Women back in court, hope to revive suit against CU
DENVER ” Two women who say they were raped by University of Colorado football players or recruits were to return to court Wednesday in an attempt to revive their lawsuit claiming the school violated a federal gender-equity law.
Lisa Simpson and the other woman known publicly only as Jane Doe argue their alleged rapes at an off-campus party in December 2001 and allegations of assaults and harassment of other female students stem from university officials’ failure to stop misconduct they knew was occurring in the football recruiting program.

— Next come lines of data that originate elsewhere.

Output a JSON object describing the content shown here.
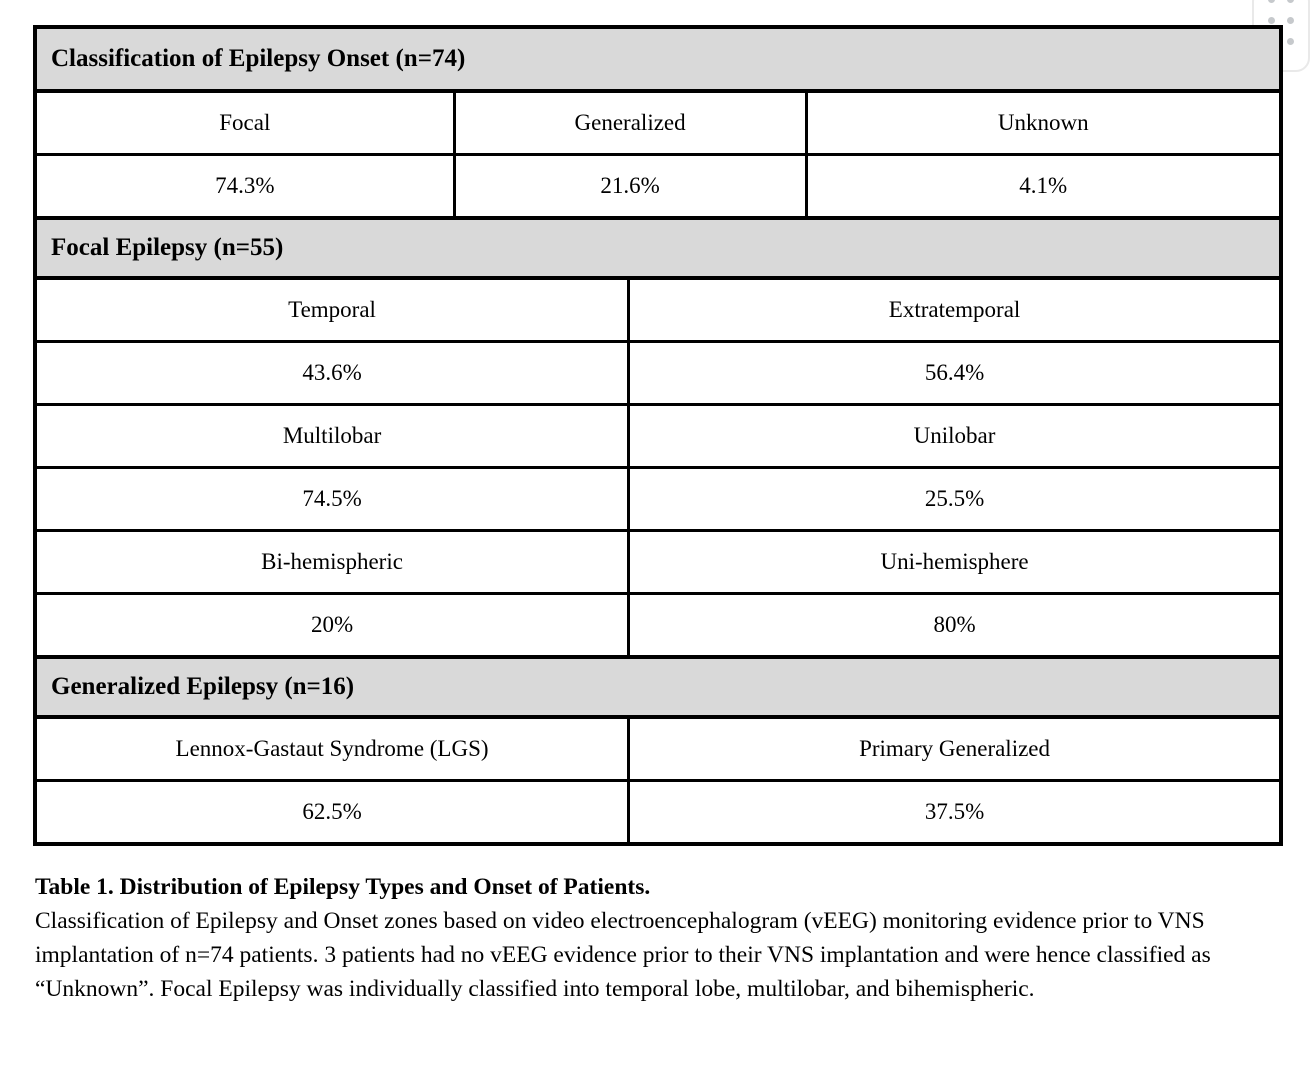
{
  "table": {
    "sections": [
      {
        "header": "Classification of Epilepsy Onset (n=74)",
        "columns": 3,
        "rows": [
          [
            "Focal",
            "Generalized",
            "Unknown"
          ],
          [
            "74.3%",
            "21.6%",
            "4.1%"
          ]
        ]
      },
      {
        "header": "Focal Epilepsy (n=55)",
        "columns": 2,
        "rows": [
          [
            "Temporal",
            "Extratemporal"
          ],
          [
            "43.6%",
            "56.4%"
          ],
          [
            "Multilobar",
            "Unilobar"
          ],
          [
            "74.5%",
            "25.5%"
          ],
          [
            "Bi-hemispheric",
            "Uni-hemisphere"
          ],
          [
            "20%",
            "80%"
          ]
        ]
      },
      {
        "header": "Generalized Epilepsy (n=16)",
        "columns": 2,
        "rows": [
          [
            "Lennox-Gastaut Syndrome (LGS)",
            "Primary Generalized"
          ],
          [
            "62.5%",
            "37.5%"
          ]
        ]
      }
    ]
  },
  "caption": {
    "title": "Table 1. Distribution of Epilepsy Types and Onset of Patients.",
    "body": "Classification of Epilepsy and Onset zones based on video electroencephalogram (vEEG) monitoring evidence prior to VNS implantation of n=74 patients. 3 patients had no vEEG evidence prior to their VNS implantation and were hence classified as “Unknown”. Focal Epilepsy was individually classified into temporal lobe, multilobar, and bihemispheric."
  },
  "icons": {
    "drag_handle": "six-dots-grid"
  },
  "colors": {
    "section_header_bg": "#d9d9d9",
    "table_border": "#000000",
    "handle_dot": "#c6c9cc",
    "handle_border": "#e9e9e9",
    "page_bg": "#ffffff"
  }
}
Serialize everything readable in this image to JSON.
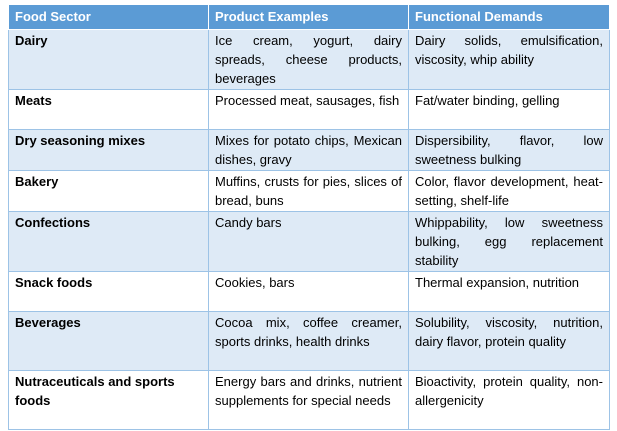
{
  "table": {
    "headers": [
      "Food Sector",
      "Product Examples",
      "Functional Demands"
    ],
    "rows": [
      {
        "sector": "Dairy",
        "products": "Ice cream, yogurt, dairy spreads, cheese products, beverages",
        "demands": "Dairy solids, emulsification, viscosity, whip ability"
      },
      {
        "sector": "Meats",
        "products": "Processed meat, sausages, fish",
        "demands": "Fat/water binding, gelling"
      },
      {
        "sector": "Dry seasoning mixes",
        "products": "Mixes for potato chips, Mexican dishes, gravy",
        "demands": "Dispersibility, flavor, low sweetness bulking"
      },
      {
        "sector": "Bakery",
        "products": "Muffins, crusts for pies, slices of bread, buns",
        "demands": "Color, flavor development, heat-setting, shelf-life"
      },
      {
        "sector": "Confections",
        "products": "Candy bars",
        "demands": "Whippability, low sweetness bulking, egg replacement stability"
      },
      {
        "sector": "Snack foods",
        "products": "Cookies, bars",
        "demands": "Thermal expansion, nutrition"
      },
      {
        "sector": "Beverages",
        "products": "Cocoa mix, coffee creamer, sports drinks, health drinks",
        "demands": "Solubility, viscosity, nutrition, dairy flavor, protein quality"
      },
      {
        "sector": "Nutraceuticals and sports foods",
        "products": "Energy bars and drinks, nutrient supplements for special needs",
        "demands": "Bioactivity, protein quality, non-allergenicity"
      }
    ]
  }
}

A federal judge in March dismissed the case, saying the women failed to prove a key point: that CU officials knew about but did nothing to stop sexual misconduct by football players and recruits.

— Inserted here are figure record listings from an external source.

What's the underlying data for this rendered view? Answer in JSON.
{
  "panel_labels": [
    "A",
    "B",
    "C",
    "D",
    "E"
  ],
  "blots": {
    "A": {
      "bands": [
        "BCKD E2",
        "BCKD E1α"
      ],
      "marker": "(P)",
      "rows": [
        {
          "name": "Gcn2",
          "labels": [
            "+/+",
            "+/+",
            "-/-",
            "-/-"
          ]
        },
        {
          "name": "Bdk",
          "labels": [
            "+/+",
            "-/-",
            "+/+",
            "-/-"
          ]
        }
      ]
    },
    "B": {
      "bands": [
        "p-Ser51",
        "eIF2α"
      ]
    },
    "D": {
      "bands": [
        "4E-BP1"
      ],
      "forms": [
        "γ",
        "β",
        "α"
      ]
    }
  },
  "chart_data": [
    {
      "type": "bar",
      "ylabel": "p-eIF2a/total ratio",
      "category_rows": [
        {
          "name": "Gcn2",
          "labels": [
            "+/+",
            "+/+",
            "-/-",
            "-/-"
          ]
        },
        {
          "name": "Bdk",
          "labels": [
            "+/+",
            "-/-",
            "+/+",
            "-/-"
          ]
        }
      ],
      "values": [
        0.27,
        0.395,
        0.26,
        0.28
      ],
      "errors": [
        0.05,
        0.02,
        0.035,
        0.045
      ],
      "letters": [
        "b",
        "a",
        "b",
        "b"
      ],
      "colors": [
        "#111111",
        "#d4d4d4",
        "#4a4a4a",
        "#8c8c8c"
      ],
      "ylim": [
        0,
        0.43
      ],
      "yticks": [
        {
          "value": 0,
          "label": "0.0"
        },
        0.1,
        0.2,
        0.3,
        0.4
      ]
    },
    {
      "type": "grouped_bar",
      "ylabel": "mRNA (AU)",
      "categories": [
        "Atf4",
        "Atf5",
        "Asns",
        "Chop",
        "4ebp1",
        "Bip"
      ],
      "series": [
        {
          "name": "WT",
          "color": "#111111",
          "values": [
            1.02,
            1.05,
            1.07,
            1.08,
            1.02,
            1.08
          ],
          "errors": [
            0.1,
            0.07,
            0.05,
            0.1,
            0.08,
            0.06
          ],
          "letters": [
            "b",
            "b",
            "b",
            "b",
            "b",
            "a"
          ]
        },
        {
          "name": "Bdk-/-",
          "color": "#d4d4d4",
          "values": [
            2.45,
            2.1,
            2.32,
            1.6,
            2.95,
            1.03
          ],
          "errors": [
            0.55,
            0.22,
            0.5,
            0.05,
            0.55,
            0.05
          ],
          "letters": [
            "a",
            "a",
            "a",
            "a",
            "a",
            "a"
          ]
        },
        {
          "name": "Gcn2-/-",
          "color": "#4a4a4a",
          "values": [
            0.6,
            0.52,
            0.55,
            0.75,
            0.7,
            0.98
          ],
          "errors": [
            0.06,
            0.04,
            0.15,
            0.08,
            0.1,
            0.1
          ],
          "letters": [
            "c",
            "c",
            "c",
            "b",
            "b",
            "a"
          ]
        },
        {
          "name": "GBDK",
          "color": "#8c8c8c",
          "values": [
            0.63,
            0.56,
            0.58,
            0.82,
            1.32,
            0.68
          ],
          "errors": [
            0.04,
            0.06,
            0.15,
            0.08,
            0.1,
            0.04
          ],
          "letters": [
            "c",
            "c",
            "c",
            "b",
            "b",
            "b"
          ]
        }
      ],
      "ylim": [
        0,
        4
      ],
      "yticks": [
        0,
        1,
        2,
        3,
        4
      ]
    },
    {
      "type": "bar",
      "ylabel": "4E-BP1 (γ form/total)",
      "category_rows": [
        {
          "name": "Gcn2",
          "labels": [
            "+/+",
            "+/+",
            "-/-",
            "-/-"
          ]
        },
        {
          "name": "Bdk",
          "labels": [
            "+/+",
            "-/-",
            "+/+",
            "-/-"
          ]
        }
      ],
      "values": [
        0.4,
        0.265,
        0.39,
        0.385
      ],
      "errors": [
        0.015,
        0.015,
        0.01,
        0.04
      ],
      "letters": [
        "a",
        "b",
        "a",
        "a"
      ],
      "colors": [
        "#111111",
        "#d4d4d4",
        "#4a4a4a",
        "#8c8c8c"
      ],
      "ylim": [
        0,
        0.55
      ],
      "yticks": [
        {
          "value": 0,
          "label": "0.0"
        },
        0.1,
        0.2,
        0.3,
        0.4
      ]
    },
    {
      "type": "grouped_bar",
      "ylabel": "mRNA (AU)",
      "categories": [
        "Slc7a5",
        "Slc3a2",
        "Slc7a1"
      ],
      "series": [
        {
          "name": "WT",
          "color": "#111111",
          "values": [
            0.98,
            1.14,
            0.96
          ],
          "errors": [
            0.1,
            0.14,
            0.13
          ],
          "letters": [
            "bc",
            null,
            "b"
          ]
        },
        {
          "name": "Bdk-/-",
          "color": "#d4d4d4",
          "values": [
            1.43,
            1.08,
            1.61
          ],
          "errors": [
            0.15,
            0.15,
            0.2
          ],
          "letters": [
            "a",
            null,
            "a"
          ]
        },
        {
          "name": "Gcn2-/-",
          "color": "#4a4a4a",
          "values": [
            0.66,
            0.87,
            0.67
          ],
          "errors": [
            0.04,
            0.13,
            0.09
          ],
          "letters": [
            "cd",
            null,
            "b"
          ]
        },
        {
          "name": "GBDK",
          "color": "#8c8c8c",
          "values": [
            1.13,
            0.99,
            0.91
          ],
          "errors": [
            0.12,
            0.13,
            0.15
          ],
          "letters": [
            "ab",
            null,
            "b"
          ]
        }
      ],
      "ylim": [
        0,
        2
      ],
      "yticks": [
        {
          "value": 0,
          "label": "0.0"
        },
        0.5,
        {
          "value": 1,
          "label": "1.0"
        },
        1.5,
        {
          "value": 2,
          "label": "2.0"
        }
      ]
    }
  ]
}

Attorneys for the women have argued that the judge’s decision was premature because CU’s attorneys had failed to turn over documents that could have helped the women’s claim that CU violated a federal gender-equity law.
Wednesday’s hearing deals in part with one of those documents: a police interview of a student athletic trainer who claimed she was sexually assaulted by a player or a recruit. She was the second student trainer to make such claims; Barnett had met with the other trainer, according to previously released depositions and documents.
U.S. Magistrate Judge Craig Shaffer also could ask CU’s attorneys to respond to a July 1 order calling for them to turn over documents and explain why they shouldn’t be punished for a “lack of candor” in discussing documents the women’s attorneys argued were improperly withheld.
Documents covered by that order included a police interview of the trainer, known as Trainer B. Attorneys for Simpson and Doe said in a court filing last month that the documents showed football coach Gary Barnett may have known about alleged sexual misconduct by players and recruits. They said the information would bolster their argument that CU officials knew about but failed to stop mistreatment of female students.
CU’s attorneys have said in court filings they did not intentionally withhold documents from the women’s attorneys. They said they learned last fall about some of the records including the Trainer B interview from the university’s Office of Sexual Harassment, but did not review them or turn them over to the women’s attorneys because they believed the material could not be disclosed under an order by the state attorney general.
Former Attorney General Ken Salazar had led a task force investigation into the university’s recruiting practices, but concluded that no criminal charges could be filed.
No criminal sexual assault charges have been filed in any of the cases.
The Rocky Mountain News also will argue for the public release of a sealed deposition of Steven Snyder. He was hired to help an investigative panel appointed by CU regents look into allegations that CU’s football recruiting program used sex and alcohol to entice top prospects. The deposition was ordered released before the lawsuit was dismissed, throwing its status into question, the newspaper’s attorney said in a court filing.